The Rattled Bones(26)
“It’s okay.” My heart races. No, throbs. “You weren’t talking about my mom.”
“No.” Hattie’s voice is soft. “I’m talking about the islanders who were locked away so the state could take their land.”
I see the old woman, the worn lace high around her neck, the sun at her shoulders, the small bunches of herbs drying on the rafters of her crude porch. The children on the steps of the schoolhouse, the same kids on the ridge with only the wide, fresh sky behind them. I can’t see the islanders in an institution with its bleached, dying air.
“What do you mean locked away?”
“Come on, Rills. Why are we even talking about this? It’s awful.”
“I need to know.” I think of the girl, her baby. Are they connected to the island’s past? And how? “Please, Hattie. I’ll love you forever if you tell me what you know.”
“That’s a weak trade, Rills. You’re supposed to love me anyway, regardless.”
“I do. You know I do.”
“For reals?”
“Forever reals.”
Hattie slides up, sits with her back against the headboard, eats at the corner of her thumbnail. “You remember when my nana got sick?”
I do. It was only a few years ago. Hattie’s nan eventually died from the Alzheimer’s that had plagued her for years. Her nan had forgotten to turn off the stove one morning. Hattie lost her grandmother in that trailer fire, and her funeral was one of the hardest this peninsula has endured. Until recently.
Alice Barter was a lot of years older than Gram, but they were close. Her death hit Gram hard enough that she let weeds grow in her gardens. Gram disappeared into her attic studio for weeks then, Dad and I leaving tea and food outside her door that would mostly go untouched.
“Well, she wasn’t fully lucid in the end.”
“I remember.”
“Nan would talk about things from her past. Confuse me for my mom. All the normal horrifying confusion that comes with Alzheimer’s.”
I squeeze a small prayer to the universe that Gram will never suffer that fate.
“This one day I was helping her with chores around the house like I’d done a million times since she started getting sick, and then she told me how island graves were dug up and trucked to Maine’s School for the Feeble-Minded. At first I thought she was mixing up her story with a TV show—the way she would sometimes confuse an episode for reality.”
“She wasn’t?”
Hattie sighs. “Nope. She said, ‘No, Hattie. Malaga. You could throw a stone to that island from Rilla’s window.’ She sounded annoyed with me, like I should have made the connection. She said the people there were inbred and insane.”
“And that’s why they were institutionalized?”
“No. I mean, yes. That’s pretty much the official reason—even if it wasn’t true.”
“What was the truth?”
“The islanders were poor and biracial and the state wanted their land.”
“You’re sure this was Malaga?”
Hattie nods. “The next day I drove up to Pineland—that’s what they renamed the old state . . . ‘school’?”—Hattie uses air quotes—“even though it was a mental institution and people were basically jailed there.”
“And?” I’m breathless.
“I saw the graves. Seventeen people from Malaga buried under five headstones, all marked with the same date: November, 1932. But, Rills, that was the date the state reburied the bodies, not when they actually died.”
“Hattie, you’re talking about mass graves.”

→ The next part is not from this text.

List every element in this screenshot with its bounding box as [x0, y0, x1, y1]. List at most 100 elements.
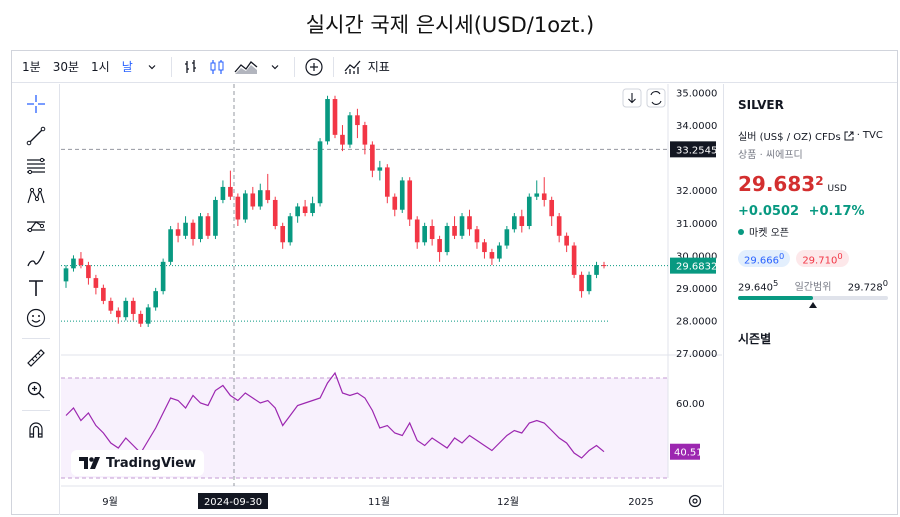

“I’m aware. Those gray stones were tucked in the back of that cemetery like the deceased were supposed to be forgotten.”
“What you’re saying is literally unbelievable.”
“I couldn’t believe it either. That’s why I made my mom go with me. She wouldn’t admit it, but I think she needed to know my nan was still lucid when she was talking about Malaga’s history, you know? That she still had her mind somewhere under all that sickness.”
“And she did?”
“She knew those bodies were buried together like they weren’t individual people. She knew they were from Malaga.”
“Jesus, Hattie.”
“A few days later, she told me she regretted it.”
“Regretted what?”
“Her exact words”—Hattie takes a deep breath, lets it free—“I’ll never forget them. She said she regretted ‘not having enough love in my heart.’ I think she was trying to tell me to live my life differently, without discrimination.”
Not having enough love in my heart. The words are heavy with a hurt that weighs me down even now. “I can’t believe you never told me.”
“How could I tell you that my nan had been part of all that hate? Maybe even someone who wanted an entire island community to be erased?”
“Of course.” My words, barely a whisper. It’s the same way I would go quiet when my teachers prepared for Mother’s Day Tea in elementary school, or when kids would come to my house and see my gram where a mom should be. Some things are just too hard to talk about.
“Like I said, Rills, who wants to dig that up? It happened and it was awful. Nothing we do can ever undo what happened.”